The rat-ship has landed: it came in with filth sails,
set of sun dusk sails, rag sails, grey shirt sails;
came in with its moon-slime wake, wet rudder tail in the water,
withered ghost-tree masts; came in with chewed sails,
alive and swaying, beads of water rats running down the hawser
with baby hands, with flea ears, leaving flapping washing sails,
sweat and flesh sails; coming in hand over hand, star-eyed,
all its twitching cargo sniffing the land-fall;
see them flop from the dirty pockets, hop ashore teeth bared,

see them swarm grey stone, skitter through the car-oil,
duck under the shadows of cranes, dart and double
through the razor fences and the hedges and the gates,
and behind them the dirty ship weeping its flag;
they sprint to A-roads, flea-cargoed, spreading and certain.

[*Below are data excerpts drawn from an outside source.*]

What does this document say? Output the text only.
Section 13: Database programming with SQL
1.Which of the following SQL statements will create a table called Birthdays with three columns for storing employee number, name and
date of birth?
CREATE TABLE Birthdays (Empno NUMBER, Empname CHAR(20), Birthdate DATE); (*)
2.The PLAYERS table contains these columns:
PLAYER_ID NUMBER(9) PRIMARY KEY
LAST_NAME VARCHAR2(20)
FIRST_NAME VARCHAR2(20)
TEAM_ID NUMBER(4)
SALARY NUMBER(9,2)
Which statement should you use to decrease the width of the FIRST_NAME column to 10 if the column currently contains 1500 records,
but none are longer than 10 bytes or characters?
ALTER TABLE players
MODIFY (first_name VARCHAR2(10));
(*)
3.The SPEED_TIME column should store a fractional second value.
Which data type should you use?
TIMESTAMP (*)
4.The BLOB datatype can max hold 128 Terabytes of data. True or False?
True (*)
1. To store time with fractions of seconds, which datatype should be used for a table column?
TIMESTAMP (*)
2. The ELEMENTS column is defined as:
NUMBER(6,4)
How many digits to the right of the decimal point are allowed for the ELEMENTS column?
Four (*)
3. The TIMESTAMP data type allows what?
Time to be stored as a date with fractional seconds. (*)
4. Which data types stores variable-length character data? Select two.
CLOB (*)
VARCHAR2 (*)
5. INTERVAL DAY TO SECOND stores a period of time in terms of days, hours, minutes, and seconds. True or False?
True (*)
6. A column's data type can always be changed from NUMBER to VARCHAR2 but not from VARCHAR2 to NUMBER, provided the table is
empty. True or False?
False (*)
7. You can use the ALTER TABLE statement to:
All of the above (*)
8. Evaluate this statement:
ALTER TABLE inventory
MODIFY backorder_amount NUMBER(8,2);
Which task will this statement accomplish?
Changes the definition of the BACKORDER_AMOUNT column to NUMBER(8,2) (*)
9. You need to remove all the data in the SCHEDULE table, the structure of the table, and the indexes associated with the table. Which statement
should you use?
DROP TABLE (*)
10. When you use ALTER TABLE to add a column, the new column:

London and Birmingham, Sheffield and Bradford,
Glasgow and the towns, villages, hidden dreaming hamlets,
buy paint for the cross on your door, buy black paint
and listen for a bell now the rat-ship has landed.


A rat has come to my window, scab-pelted, hard-eyed,
a black rat has come with his wife ferocious and true,
her naked babies hang on her tits; at the double-glazing
with one old language they cling on the ledge, peer
through the glass blinking in the unusual light: ‘Safer for you’,
he says, ‘and more simple if our shared blood ran thin as water
and you could forget the pests you create us to be:
just to be here tonight we have endured the unendurable, war,
faring through thirst, chased into corners with bloody clubs,
in an existence of darkness forced to eat history’s shit, condemned
if we bared a tooth, despised if we wept.  Is it that our voices
are pitched too high for you to hear, our movements
between the lines so sharp your fictions miss us?

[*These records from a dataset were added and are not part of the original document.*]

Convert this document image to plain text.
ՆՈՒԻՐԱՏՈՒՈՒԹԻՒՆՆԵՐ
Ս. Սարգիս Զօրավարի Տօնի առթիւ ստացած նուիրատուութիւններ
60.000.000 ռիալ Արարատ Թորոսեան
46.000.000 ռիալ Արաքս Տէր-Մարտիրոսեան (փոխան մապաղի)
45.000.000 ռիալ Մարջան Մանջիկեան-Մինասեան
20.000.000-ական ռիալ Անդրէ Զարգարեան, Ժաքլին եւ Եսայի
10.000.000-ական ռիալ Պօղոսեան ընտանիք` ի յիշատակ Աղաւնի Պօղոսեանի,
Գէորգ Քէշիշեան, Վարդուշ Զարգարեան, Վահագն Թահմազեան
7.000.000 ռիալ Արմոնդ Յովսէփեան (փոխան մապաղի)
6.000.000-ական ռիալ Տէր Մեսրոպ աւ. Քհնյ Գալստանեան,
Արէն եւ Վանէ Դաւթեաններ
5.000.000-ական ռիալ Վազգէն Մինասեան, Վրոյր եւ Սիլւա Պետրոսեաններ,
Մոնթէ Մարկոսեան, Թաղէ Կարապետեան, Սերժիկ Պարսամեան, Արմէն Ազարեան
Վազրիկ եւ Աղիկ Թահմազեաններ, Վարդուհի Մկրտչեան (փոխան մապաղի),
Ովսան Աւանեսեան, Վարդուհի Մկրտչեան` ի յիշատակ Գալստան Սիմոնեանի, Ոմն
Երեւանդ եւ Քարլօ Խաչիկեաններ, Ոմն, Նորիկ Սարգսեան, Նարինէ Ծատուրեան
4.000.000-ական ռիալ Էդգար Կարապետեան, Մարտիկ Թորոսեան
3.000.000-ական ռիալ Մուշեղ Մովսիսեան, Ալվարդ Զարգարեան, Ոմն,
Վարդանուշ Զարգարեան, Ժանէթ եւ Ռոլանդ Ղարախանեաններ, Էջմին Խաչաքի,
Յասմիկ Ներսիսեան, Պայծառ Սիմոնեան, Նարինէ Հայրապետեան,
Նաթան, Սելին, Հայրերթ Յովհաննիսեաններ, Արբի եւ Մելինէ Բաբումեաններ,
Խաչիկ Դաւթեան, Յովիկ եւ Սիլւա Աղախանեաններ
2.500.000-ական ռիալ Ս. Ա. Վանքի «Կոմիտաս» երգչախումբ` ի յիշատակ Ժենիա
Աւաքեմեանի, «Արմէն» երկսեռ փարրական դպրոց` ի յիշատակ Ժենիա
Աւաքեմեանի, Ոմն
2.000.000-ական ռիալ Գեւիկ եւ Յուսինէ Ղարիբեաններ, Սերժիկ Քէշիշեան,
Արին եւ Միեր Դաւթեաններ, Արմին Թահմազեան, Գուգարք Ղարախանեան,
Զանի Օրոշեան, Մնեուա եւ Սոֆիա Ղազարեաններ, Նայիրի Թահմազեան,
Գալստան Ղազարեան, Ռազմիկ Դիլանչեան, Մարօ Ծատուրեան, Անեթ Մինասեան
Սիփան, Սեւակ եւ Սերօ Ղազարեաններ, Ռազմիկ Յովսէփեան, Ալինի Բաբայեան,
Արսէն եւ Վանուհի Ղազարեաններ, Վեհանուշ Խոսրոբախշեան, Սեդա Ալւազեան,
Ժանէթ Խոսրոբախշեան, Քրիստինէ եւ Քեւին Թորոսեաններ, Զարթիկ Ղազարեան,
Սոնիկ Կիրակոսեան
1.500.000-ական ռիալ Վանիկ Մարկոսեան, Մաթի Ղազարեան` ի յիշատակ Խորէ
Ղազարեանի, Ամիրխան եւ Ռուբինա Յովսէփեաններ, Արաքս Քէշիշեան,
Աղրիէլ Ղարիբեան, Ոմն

Crouched hidden and dying, eaten by salt and moonlight

we saw your lights from the water: spread along the frowning coast
they were like precious jewels that turned then to finger searchlights
pointing us back to sea.  Neither I nor those with me I love
carry any identification, but we see and hear actutely
and our time in the shadows of the rotting ship is finishing.
Come here.  In a single reflection towards us
put your face to the glass, ears to the scratching at your borders.